Everybody was going, of course.
The Deans had taken for the season a beautiful old homestead, the owners
of which were in Europe. They were having gala times there, and they
managed to draw all the young folks of the village in to share them.
All, indeed, except one little girl. Cynthia Mason did not expect to go
to many festivities, but with her whole heart she longed to see what a
lawn party might be. The very name sounded beautiful to her, and she
said it over and over wistfully as she went slowly down the door-yard
between the tigerlilies and the hollyhocks, through the rough gate which
hung so clumsily on its leathern hinges, and, with her basket by her
side, began her daily task of picking beans.

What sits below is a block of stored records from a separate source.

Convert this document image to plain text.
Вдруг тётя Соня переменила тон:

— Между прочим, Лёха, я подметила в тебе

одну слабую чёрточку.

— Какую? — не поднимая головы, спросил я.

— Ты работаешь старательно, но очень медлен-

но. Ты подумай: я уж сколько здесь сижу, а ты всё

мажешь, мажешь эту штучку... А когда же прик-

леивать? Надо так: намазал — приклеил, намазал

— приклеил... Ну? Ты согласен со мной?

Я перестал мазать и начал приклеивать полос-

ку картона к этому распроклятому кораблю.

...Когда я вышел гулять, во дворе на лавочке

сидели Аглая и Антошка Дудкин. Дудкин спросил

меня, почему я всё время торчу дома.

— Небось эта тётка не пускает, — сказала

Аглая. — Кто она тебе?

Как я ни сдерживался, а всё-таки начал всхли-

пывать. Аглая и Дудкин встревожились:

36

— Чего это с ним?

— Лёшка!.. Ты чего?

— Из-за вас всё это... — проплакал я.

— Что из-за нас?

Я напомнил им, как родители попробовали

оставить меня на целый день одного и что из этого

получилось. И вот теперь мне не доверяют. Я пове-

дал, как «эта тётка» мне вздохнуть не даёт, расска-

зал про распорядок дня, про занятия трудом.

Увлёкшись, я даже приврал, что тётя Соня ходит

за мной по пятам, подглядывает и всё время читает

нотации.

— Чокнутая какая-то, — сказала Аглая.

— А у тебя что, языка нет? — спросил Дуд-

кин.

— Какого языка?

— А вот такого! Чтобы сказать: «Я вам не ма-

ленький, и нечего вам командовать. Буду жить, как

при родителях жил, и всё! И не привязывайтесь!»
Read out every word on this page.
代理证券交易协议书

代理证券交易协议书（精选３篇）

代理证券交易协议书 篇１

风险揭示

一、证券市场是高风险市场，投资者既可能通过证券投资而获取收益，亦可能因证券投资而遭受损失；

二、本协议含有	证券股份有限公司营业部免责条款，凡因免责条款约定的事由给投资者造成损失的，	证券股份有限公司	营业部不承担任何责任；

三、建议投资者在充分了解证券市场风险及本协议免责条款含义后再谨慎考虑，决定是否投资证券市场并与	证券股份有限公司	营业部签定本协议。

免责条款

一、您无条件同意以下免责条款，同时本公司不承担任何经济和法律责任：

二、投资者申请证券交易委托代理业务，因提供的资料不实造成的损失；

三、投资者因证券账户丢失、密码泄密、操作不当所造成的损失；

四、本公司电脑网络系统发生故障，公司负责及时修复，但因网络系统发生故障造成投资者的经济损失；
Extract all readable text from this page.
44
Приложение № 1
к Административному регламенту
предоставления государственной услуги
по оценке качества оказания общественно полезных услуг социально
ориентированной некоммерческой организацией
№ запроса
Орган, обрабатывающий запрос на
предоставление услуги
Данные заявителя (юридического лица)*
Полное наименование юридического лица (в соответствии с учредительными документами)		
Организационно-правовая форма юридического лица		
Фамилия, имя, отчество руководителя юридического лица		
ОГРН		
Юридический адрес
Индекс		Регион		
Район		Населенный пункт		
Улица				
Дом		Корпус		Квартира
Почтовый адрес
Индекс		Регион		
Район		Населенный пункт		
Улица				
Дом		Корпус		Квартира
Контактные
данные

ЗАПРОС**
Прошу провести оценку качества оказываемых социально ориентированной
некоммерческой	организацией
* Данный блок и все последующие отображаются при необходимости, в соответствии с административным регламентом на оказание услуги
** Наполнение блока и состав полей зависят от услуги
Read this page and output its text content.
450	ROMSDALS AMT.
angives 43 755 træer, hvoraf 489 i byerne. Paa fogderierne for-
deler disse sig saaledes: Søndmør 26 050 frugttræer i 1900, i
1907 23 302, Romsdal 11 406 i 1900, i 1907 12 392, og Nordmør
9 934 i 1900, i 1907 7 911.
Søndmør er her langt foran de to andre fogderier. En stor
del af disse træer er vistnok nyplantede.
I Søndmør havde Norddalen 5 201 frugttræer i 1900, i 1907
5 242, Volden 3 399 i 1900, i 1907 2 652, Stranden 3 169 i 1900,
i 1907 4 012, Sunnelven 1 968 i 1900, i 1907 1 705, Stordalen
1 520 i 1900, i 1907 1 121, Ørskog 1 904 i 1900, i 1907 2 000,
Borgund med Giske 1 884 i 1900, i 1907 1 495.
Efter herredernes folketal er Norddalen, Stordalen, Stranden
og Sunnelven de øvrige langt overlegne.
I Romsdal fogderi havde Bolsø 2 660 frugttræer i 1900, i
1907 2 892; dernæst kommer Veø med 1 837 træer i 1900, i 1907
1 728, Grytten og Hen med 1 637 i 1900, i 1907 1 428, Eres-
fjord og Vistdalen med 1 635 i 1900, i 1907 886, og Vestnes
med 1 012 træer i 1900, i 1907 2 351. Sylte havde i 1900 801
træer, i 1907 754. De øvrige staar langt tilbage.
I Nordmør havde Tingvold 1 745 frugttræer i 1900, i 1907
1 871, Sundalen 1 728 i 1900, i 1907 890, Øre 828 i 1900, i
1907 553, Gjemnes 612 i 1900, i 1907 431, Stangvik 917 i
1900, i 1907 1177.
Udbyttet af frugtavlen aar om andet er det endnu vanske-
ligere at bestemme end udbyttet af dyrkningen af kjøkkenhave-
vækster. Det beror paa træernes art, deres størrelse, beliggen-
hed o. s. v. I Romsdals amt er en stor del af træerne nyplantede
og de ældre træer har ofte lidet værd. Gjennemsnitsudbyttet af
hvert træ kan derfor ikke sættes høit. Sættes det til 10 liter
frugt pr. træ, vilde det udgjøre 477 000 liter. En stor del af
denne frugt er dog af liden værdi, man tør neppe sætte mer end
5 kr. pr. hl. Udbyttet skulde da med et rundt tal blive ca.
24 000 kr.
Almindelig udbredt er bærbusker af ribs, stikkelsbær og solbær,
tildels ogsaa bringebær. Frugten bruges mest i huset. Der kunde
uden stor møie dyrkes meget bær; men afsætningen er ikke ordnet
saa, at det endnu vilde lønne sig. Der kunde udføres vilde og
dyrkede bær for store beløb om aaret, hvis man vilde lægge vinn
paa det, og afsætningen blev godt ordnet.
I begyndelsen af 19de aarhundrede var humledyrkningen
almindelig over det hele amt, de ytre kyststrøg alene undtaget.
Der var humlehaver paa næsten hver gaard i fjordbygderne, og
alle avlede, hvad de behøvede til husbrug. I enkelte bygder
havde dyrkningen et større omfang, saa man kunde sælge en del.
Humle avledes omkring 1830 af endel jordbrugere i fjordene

Cynthia Mason had no mother. Her father loved his little daughter and
was kind to her, but he was a silent man, who was not very successful,
and who had lost hope when his wife had died. People said he had never
been the same man since then. His sister, Cynthia's Aunt Kate, was an
active, stirring woman, who liked to be busy herself and to hurry other
people. She kept the house as clean as a new pin, had the meals ready to
the moment, and saw that everybody's clothing was washed and mended; but
she never felt as if she had time for the kissing and petting which is
to some of us as needful as our daily food.
In her way she was fond of Cynthia, and would have taken good care of
the child if she had been ill or crippled.